Brian Scott
The function produces a full correlogram of the entire data set, a bar chart showing variables that are significantly correlated with the variable of interest, and a reduced correlogram that only includes the variables from the bar chart.
The CORR_REDUCE function helps the user to understand how the variables in a data set are related to each other. This is useful for determining potential variables to include in a regression model. We want to find variables that are highly correlated with our variable of interest (the dependent variable for the model). To avoid multicolinearity, the variables highly correlated with the dependent variable need to have low correlation to each other, if they are to be included in the model.
This function helps the user narrow in on the best potential variable combinations for the model. The bar chart shows all the variables correlated higher than the specified correlation level from the function. Then these variables are placed into a reduced correlogram so the user can see the correlations between the potential variables.

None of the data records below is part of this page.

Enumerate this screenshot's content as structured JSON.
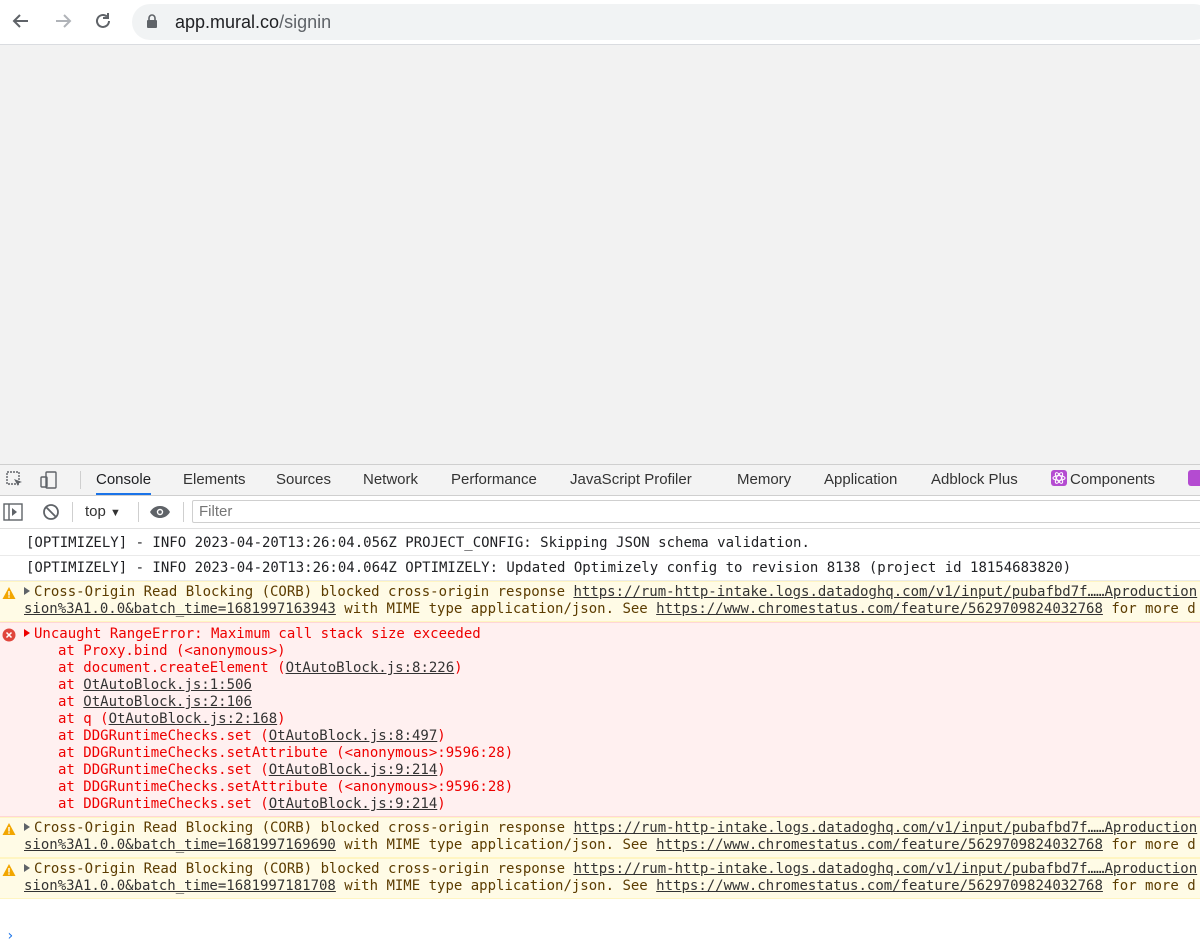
{
  "browser": {
    "url_domain": "app.mural.co",
    "url_path": "/signin"
  },
  "devtools": {
    "tabs": [
      "Console",
      "Elements",
      "Sources",
      "Network",
      "Performance",
      "JavaScript Profiler",
      "Memory",
      "Application",
      "Adblock Plus",
      "Components"
    ],
    "active_tab": "Console",
    "toolbar": {
      "context": "top",
      "filter_placeholder": "Filter"
    },
    "messages": {
      "info1": "[OPTIMIZELY] - INFO  2023-04-20T13:26:04.056Z PROJECT_CONFIG: Skipping JSON schema validation.",
      "info2": "[OPTIMIZELY] - INFO  2023-04-20T13:26:04.064Z OPTIMIZELY: Updated Optimizely config to revision 8138 (project id 18154683820)",
      "corb_prefix": "Cross-Origin Read Blocking (CORB) blocked cross-origin response ",
      "corb_url": "https://rum-http-intake.logs.datadoghq.com/v1/input/pubafbd7f……Aproduction",
      "corb_mid": " with MIME type application/json. See ",
      "corb_link": "https://www.chromestatus.com/feature/5629709824032768",
      "corb_suffix": " for more d",
      "warn1_batch": "sion%3A1.0.0&batch_time=1681997163943",
      "warn2_batch": "sion%3A1.0.0&batch_time=1681997169690",
      "warn3_batch": "sion%3A1.0.0&batch_time=1681997181708",
      "error_title": "Uncaught RangeError: Maximum call stack size exceeded",
      "stack": {
        "l1": "at Proxy.bind (<anonymous>)",
        "l2_a": "at document.createElement (",
        "l2_link": "OtAutoBlock.js:8:226",
        "l3_a": "at ",
        "l3_link": "OtAutoBlock.js:1:506",
        "l4_link": "OtAutoBlock.js:2:106",
        "l5_a": "at q (",
        "l5_link": "OtAutoBlock.js:2:168",
        "l6_a": "at DDGRuntimeChecks.set (",
        "l6_link": "OtAutoBlock.js:8:497",
        "l7": "at DDGRuntimeChecks.setAttribute (<anonymous>:9596:28)",
        "l8_link": "OtAutoBlock.js:9:214",
        "close": ")"
      }
    },
    "prompt": "›"
  }
}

This data is masked, each variable was renamed as var1,var2, etc.
library(readxl)
MaskedData <- read_excel("F:/Summer2022/MaskedData.xlsx",
col_types = c("date", "numeric", "numeric",
"numeric", "numeric", "numeric",
"numeric", "numeric", "numeric",
"numeric", "numeric", "numeric",
"numeric", "numeric", "numeric",
"numeric", "numeric", "numeric",
"numeric", "numeric", "numeric",
"numeric", "numeric", "numeric",
"numeric", "numeric", "numeric",
"numeric", "numeric", "numeric",
"numeric", "numeric", "numeric",
"numeric"))
DF <- MaskedDataThe function has three inputs.
The Function produces three plots.
CORR_REDUCE <- function(df,corrLev, yVar) {
require(psych)
require(dplyr)
newDF <- na.omit(df)
newDF <- newDF %>%
select(where(is.numeric))
#Full Dataset Correlogram
colSize <- ncol(newDF)
fullCorrPlot <- corPlot(newDF[,1:colSize], scale = FALSE, main = "Full Dataset Correlogram")
#Bar Chart
corrD <- cor(newDF, use = "all.obs")
names(corrD) <- gsub(x = names(corrD),
pattern = "(\\.)+",
replacement = " ")
corrD <- data.frame(corrD)
y <- match(yVar,names(corrD))
negCorrLev <- -1 * corrLev
corrY <- corrD %>%
select(all_of(y)) %>%
filter(corrD[y] >= corrLev | corrD[y] < negCorrLev)
corrYt <- t(corrY)
#Title String
tM1 <- "Vars Correlated Than: "
tM2 <- as.character(corrLev)
tM3 <- "(abs value) with: "
tM4 <- as.character(yVar)
titleB <- paste(tM1,tM2,tM3,tM4)
barplot(corrYt, main = titleB , xlab = "Variables", ylab = "Correlation AMT", col = "blue")
#Refined Correlogram, with only variables highly correlated with yVar
releventVars <- colnames(corrYt)
xCorrDF <- newDF[,releventVars]
subColSize <- ncol(xCorrDF)
s1 <- "Correlations Between Vars Highly Correlated with: "
s2 <- as.character(yVar)
titleS <- paste(s1,s2)
subCorrPlot <- corPlot(xCorrDF[,1:subColSize], scale = FALSE, main = titleS)
}
CORR_REDUCE(DF,.5,"var1")The full data set correlogram is significantly reduced by the final step, which makes reading the correlogram much easier.
The bar chart tells us there are 11 variables correlated over .5 with var1. The original data set has 34 variables, which means just by running this function we can eliminate 23 of our data set variables.
In the reduced correlogram we are looking for variable combinations that have low correlation to each other.
3a. Some examples would be: var17 and var25, they have a correlation of .28 and are each correlated with var1 greater than .6.
3b. Var20 and Var17 might be a better combination. They have a correlation of .52 which is somewhat high, but var20 has a correlation to var 1 of .87
3c. I would probably start with a model containing var17 and var20, even though there is a higher chance of multicolinearity. My reasoning is var20’s correlation to var1 is much higher and I can use VIF factors to determine if there actually is an issue.
This method is only a starting point, it is not conclusive proof that metrics should or shouldn’t be in the model.
Some of the metrics that were removed may have had correlations after a data transformation, such as logging the variable
If the data set you are using the function on is very large, then the correlation plot will require you to change the output margins to see it.
The function assumes that the database was compiled with economic reasoning. For example, if my dependent variable is a stocks closing price then the data set should only include variables that you have determined could effect closing prices. This alleviates any concerns of variables showing high correlation to the closing price by accident.
4a. For example, if we found a high correlation between closing price and the number of dogs in Europe, we would still not include that variable in the model. There is no economic reasoning that could back up that metric.